In the several-hour meantime, I prepped garden beds and transplanted broccoli and a few kale plants, tore out the green beans and cosmos and some of the nasturtiums, and lugged my big summer begonia and coleus planter into the house. It's such a handsome display that I'm hoping to keep it alive a bit longer--
And then I spent the rest of the afternoon in the kitchen: freezing peppers, working on the green sauce, poaching pears, and eventually listening to the most stressful baseball game of the year . . . oh my word, those Red Sox are going to kill me with their dithering . . . do they or do they not want to win games?
We ate enchiladas for dinner, corn tortillas filled with leftover chili I'd made earlier in the week, topped with grated cheddar and some of the new green sauce and then baked. I put together a salad from a fantastic watermelon that my dad grew. We ate the poached pears topped with their own syrup.

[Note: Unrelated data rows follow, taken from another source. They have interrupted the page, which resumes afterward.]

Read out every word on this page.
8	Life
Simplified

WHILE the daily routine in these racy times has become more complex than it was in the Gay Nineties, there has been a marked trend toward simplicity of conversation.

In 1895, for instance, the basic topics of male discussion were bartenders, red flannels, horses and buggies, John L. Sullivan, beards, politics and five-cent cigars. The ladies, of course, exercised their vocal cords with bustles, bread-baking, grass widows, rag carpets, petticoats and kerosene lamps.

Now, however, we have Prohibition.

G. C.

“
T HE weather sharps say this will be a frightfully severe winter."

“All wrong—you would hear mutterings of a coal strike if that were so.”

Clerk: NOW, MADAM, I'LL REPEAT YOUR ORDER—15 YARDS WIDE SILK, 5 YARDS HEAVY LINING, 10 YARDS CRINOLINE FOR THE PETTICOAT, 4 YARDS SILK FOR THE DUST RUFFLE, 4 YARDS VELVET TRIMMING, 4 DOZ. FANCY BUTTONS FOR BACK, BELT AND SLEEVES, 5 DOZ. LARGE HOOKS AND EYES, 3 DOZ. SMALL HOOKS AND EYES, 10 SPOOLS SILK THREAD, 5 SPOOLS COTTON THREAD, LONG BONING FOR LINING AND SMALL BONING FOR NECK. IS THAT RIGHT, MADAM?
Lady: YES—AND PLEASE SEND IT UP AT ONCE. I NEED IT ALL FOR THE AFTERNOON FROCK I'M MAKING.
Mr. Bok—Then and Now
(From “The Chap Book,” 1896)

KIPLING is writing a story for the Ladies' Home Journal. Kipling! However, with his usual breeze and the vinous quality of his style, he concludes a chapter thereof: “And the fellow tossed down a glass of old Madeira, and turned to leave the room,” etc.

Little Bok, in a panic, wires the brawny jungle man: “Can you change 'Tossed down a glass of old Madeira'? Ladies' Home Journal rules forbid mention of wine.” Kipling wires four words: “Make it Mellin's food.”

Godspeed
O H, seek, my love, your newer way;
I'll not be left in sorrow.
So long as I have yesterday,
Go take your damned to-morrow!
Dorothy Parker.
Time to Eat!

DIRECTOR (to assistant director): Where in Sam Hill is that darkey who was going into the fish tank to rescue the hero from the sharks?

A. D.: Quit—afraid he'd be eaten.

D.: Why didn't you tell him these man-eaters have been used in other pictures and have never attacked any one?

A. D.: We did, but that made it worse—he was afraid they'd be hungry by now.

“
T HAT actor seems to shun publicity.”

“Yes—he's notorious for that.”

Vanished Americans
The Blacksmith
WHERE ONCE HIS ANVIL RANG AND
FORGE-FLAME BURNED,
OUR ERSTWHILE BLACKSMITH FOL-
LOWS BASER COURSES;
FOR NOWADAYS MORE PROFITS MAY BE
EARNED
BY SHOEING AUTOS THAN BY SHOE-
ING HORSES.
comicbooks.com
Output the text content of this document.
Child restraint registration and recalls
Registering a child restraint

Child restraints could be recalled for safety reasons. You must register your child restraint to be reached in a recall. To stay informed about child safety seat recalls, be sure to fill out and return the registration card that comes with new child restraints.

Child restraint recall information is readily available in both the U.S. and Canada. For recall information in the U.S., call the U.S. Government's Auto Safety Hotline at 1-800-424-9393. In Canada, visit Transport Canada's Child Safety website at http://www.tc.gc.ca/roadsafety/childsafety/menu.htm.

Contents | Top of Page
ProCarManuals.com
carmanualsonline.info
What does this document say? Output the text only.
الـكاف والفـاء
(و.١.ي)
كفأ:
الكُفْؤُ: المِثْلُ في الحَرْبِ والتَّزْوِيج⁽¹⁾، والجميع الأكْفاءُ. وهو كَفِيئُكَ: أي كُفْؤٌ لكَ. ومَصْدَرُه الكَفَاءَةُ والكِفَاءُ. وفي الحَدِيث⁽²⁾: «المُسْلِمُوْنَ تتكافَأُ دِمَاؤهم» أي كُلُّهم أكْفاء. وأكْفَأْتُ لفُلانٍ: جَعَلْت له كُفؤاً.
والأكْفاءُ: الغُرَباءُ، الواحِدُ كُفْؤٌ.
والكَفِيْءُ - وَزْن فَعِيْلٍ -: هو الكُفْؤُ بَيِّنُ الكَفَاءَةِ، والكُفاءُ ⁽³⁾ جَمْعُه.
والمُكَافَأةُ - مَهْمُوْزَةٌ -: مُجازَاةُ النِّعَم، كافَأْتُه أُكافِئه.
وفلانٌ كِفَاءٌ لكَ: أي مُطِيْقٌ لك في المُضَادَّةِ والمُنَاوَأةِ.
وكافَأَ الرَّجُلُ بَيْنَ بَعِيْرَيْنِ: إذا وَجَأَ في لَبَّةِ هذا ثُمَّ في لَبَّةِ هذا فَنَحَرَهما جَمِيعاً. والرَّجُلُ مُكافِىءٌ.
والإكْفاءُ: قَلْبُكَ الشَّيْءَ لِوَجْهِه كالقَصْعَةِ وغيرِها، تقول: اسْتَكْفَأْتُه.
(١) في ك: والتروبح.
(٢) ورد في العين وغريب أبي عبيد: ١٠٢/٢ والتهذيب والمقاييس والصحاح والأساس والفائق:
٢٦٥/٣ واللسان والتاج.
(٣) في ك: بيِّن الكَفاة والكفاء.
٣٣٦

It did not, on the surface, seem much like a writer's day, and yet throughout I had the peculiar and familiar tingling awareness that I was watching--maybe what I mean is absorbing, but the sensation is so much of being two selves: the self who is physically engaged in a task and the self who is observing, synthesizing, feeling, judging, explaining, describing, framing the situation . . . None of those words is exactly accurate because in the moment they overlap and tangle in the awareness of that watching self.
I've had this perception of my two selves ever since childhood: riding a bike and watching myself ride a bike; playing the violin and watching myself playing the violin; crying and watching myself crying. Of course I don't live every second of my life with this split, but it appears often, and under circumstances of pleasure and misery, boredom and engagement. Maybe everyone does this, but I've come to realize that, for me, the split is in fact part of my writing life. It's how I gain information and awareness, how I begin to suss out motivation and connection, well before I ever put word to paper, or even have the awareness of the pressure to write.
I may or may not compose a poem that has anything to do with today's humdrum homestead tasks. But I did know that my selves were at work, and that is something in itself.